Живописцы, менестрели, шпильманы, жонглеры, гадатели, вообще стихопевцы и вообще музыканты, - думалось ему, - нравятся, имеют власть помыкать, соблазнять, водить за нос, пренебрегать и делать немало подобных вещей, совершать такие поступки, на которые достает полномочий только особенным красавцам и принцам крови. Любопытно, что сами они могут быть обладателями сколь угодно любой внешности и пресмыкаться у самого подножия пирамиды иерархий, где-то подле вилланов и тех, кто выделывает кожи.

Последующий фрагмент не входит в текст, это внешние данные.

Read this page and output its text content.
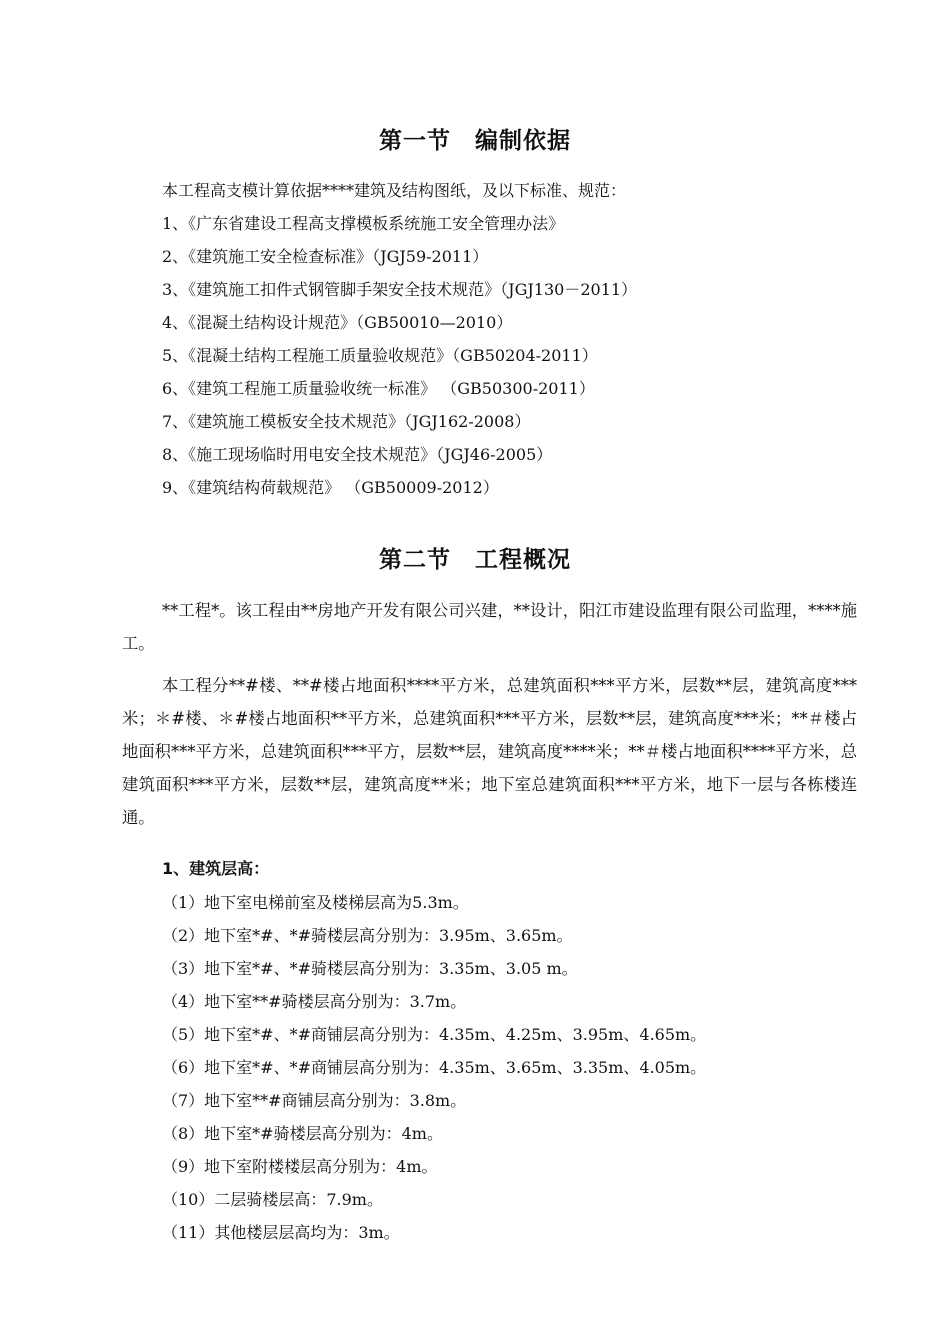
第一节　编制依据
本工程高支模计算依据****建筑及结构图纸，及以下标准、规范：
1、《广东省建设工程高支撑模板系统施工安全管理办法》
2、《建筑施工安全检查标准》（JGJ59-2011）
3、《建筑施工扣件式钢管脚手架安全技术规范》（JGJ130－2011）
4、《混凝土结构设计规范》（GB50010—2010）
5、《混凝土结构工程施工质量验收规范》（GB50204-2011）
6、《建筑工程施工质量验收统一标准》 （GB50300-2011）
7、《建筑施工模板安全技术规范》（JGJ162-2008）
8、《施工现场临时用电安全技术规范》（JGJ46-2005）
9、《建筑结构荷载规范》 （GB50009-2012）
第二节　工程概况
**工程*。该工程由**房地产开发有限公司兴建，**设计，阳江市建设监理有限公司监理，****施工。
本工程分**#楼、**#楼占地面积****平方米，总建筑面积***平方米，层数**层，建筑高度***米；＊#楼、＊#楼占地面积**平方米，总建筑面积***平方米，层数**层，建筑高度***米；**＃楼占地面积***平方米，总建筑面积***平方，层数**层，建筑高度****米；**＃楼占地面积****平方米，总建筑面积***平方米，层数**层，建筑高度**米；地下室总建筑面积***平方米，地下一层与各栋楼连通。
1、建筑层高：
（1）地下室电梯前室及楼梯层高为5.3m。
（2）地下室*#、*#骑楼层高分别为：3.95m、3.65m。
（3）地下室*#、*#骑楼层高分别为：3.35m、3.05 m。
（4）地下室**#骑楼层高分别为：3.7m。
（5）地下室*#、*#商铺层高分别为：4.35m、4.25m、3.95m、4.65m。
（6）地下室*#、*#商铺层高分别为：4.35m、3.65m、3.35m、4.05m。
（7）地下室**#商铺层高分别为：3.8m。
（8）地下室*#骑楼层高分别为：4m。
（9）地下室附楼楼层高分别为：4m。
（10）二层骑楼层高：7.9m。
（11）其他楼层层高均为：3m。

Вот, предположим, чья-то жена ожидает незнакомца, отрекомендованного мужем как "неплохой музыкант". Гость ещё прыгает через лужи в деревянных башмаках и спрашивает дорогу к дому таких-то, а она уже готова самоотверженно привечать уродство, эту "творческую натуру", а после десерта бескорыстно отдать себя немытой обезьяне, которая, по слухам, знает ноты. Всё равно, как он выглядит и как воняет, главное, чтобы не был рыцарем, клириком или клерком. Притом эта воображаемая "она" согласна не только на урода, но и на любую серую серость - на бесцветные свинячьи глазки, на никакие жесты, на тусклые, бородатые анекдоты. Можно предположить, что если "музыкант" будет хорош собой, то это обрадует даму. Но нет. В этом случае он не получит преимуществ, ему не будет оказано больше почестей, он не будет знать больших привилегий, чем урод. Иными словами, каков он, этот музыкант или художник - женщине безразлично, и если уж она предпочтет одного из них другому такому же - бессмысленны объяснения. Случайность.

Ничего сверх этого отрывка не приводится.